On the same day, a total of about 800 ml of yellow turbid pleural fluid was drained, and the patient’s body temperature did not exceed 38℃ at night, and he felt less symptomatic and slept better. On the 12th day, the white blood cell count was 6.2×10 ^9/L, C-reactive protein was 7.17 mg/L, calcitoninogen was reduced to normal, and the lung infection was controlled.
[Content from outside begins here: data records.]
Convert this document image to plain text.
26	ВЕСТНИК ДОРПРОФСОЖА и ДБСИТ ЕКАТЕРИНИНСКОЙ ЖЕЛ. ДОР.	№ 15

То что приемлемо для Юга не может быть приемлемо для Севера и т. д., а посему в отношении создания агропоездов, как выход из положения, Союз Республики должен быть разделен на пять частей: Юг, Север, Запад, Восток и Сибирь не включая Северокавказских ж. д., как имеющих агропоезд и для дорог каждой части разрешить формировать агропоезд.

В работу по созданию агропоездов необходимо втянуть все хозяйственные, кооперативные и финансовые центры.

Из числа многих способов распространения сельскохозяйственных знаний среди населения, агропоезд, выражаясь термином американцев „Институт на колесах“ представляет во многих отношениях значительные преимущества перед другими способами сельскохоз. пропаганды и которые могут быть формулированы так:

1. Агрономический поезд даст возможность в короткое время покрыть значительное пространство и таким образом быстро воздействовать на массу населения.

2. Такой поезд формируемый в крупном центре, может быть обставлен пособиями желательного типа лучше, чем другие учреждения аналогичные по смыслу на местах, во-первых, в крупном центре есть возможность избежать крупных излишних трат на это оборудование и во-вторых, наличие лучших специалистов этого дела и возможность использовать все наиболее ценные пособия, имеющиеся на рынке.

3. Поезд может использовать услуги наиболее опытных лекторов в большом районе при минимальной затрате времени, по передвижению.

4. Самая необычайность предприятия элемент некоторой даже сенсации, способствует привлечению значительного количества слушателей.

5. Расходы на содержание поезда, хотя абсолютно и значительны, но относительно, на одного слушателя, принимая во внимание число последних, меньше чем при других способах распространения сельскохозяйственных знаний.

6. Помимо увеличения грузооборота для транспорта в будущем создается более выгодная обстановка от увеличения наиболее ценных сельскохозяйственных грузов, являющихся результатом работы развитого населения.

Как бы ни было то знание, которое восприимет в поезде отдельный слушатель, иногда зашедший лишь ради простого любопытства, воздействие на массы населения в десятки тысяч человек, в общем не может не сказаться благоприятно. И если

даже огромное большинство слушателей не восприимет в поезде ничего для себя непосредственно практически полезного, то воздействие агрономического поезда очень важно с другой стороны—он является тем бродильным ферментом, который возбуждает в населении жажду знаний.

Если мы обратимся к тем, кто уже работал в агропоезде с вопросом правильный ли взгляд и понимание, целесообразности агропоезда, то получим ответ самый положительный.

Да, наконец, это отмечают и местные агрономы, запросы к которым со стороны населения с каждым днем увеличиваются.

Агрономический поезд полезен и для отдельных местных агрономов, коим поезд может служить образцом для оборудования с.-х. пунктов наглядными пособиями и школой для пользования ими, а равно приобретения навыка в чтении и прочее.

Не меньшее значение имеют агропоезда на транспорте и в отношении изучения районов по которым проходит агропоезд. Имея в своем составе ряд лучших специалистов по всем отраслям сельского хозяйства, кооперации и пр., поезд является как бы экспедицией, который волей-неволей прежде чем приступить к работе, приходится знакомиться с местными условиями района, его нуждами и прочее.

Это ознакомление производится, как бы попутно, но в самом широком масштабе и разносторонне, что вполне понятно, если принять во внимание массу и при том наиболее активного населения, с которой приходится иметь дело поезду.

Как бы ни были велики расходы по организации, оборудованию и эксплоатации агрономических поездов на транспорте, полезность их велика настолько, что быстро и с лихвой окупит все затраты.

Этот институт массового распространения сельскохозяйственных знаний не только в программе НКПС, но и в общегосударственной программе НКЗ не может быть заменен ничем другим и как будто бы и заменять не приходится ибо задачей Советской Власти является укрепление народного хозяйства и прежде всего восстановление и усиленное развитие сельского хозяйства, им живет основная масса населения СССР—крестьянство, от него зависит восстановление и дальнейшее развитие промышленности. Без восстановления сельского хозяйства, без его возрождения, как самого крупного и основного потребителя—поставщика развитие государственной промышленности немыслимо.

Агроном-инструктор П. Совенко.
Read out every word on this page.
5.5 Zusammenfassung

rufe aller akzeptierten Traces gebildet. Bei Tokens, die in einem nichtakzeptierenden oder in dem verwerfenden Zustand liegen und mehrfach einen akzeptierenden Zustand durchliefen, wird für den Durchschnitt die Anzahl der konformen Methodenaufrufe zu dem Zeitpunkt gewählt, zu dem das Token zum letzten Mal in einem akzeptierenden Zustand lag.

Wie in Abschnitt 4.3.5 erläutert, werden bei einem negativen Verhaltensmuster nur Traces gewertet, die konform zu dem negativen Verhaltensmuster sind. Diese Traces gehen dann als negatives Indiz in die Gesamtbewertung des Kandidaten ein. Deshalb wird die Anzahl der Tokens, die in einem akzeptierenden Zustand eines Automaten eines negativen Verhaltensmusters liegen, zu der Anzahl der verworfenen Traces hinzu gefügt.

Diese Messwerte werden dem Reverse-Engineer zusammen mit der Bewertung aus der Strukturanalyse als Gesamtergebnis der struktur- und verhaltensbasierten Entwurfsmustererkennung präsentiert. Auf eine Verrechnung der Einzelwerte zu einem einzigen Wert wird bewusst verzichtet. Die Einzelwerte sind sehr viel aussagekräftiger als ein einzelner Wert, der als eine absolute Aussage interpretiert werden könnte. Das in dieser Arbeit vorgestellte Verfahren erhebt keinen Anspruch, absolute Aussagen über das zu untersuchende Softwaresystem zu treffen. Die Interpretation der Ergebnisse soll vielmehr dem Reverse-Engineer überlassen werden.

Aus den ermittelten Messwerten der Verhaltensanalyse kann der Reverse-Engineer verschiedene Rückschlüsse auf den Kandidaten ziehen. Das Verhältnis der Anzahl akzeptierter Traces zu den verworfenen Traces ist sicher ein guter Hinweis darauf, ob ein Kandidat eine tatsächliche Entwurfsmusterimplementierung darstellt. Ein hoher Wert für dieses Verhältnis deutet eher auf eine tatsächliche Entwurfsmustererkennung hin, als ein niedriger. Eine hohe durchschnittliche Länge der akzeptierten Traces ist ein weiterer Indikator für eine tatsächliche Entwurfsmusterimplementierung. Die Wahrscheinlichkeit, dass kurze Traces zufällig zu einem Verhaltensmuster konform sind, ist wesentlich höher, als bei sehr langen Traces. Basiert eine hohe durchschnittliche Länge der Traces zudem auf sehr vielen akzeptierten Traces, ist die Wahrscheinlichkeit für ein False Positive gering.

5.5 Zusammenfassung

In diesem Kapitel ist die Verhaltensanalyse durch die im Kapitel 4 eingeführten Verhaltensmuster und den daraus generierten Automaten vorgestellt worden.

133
On day 16, the chest CT was repeated and most of the pulmonary exudate was absorbed, leaving the left pleural thickening. The antibiotics were discontinued and the patient was generally well and discharged on day 18. The patient recovered well and has resumed normal work and life after 2 months of outpatient follow-up.
(Chest CT on the 4th day of admission)
(Chest CT on day 16, most of the lung lesions were absorbed)
III. Treatment effect
Since the patient had community onset, cough and sputum, left-sided chest pain, and inflammatory exudative shadow in the left lung on chest X-ray, which was consistent with typical features of community-acquired pneumonia, but conventional empirical anti-infection treatment was not effective, noting that the patient had symptoms of chest pain and pleural effusion before admission, he was highly alert to the emergence of pus thoracic complications, promptly punctured and drained the chest fluid, and continued to apply moxifloxacin hydrochloride injection anti-infection, and soon the body temperature normalized, respiratory After 2 weeks, the inflammatory lesion was significantly absorbed on chest CT and the patient was discharged after 18 days of hospitalization. After 2 months of outpatient follow-up, the patient basically returned to the state before the onset of the disease.
IV. Notes
We are glad that the patient’s disease has improved after treatment, but we still need to pay attention to the following matters in daily life.
1. A reasonable diet during pneumonia is very crucial. Because the body consumes a lot during fever, you should eat more easily digestible food with high protein content and try not to eat spicy and stimulating and overly salty and greasy food to avoid irritating cough and aggravating the discomfort. If sweating is high, encourage patients to drink more water when gastrointestinal function allows, to replenish the water lost during heavy sweating and wheezing, as well as to moisten the airway and facilitate the discharge of phlegm.
2. During the recovery period, patients should pay attention to rest and sleep, pay attention to indoor air circulation to maintain the appropriate indoor temperature and humidity, avoid spitting and wear masks when going out.
V. Personal insight
The patient in this case is a relatively typical case of community-acquired pneumonia with complications of abscess thorax. We have learned from the treatment process that for community-acquired pneumonia with poor results after conventional empirical anti-infective therapy, attention needs to be paid to the evaluation of complications and comorbidities, especially abscess thorax and lung abscess, which require early drainage of pus. In particular, for those with unresolved high fever and unremitting symptoms, it is important not to hastily adjust the anti-infective regimen and attempt to enhance treatment by increasing the antimicrobial spectrum; treatment is best administered after a thorough evaluation, and assessment of efficacy after 72 hours of treatment for community-acquired pneumonia is critical.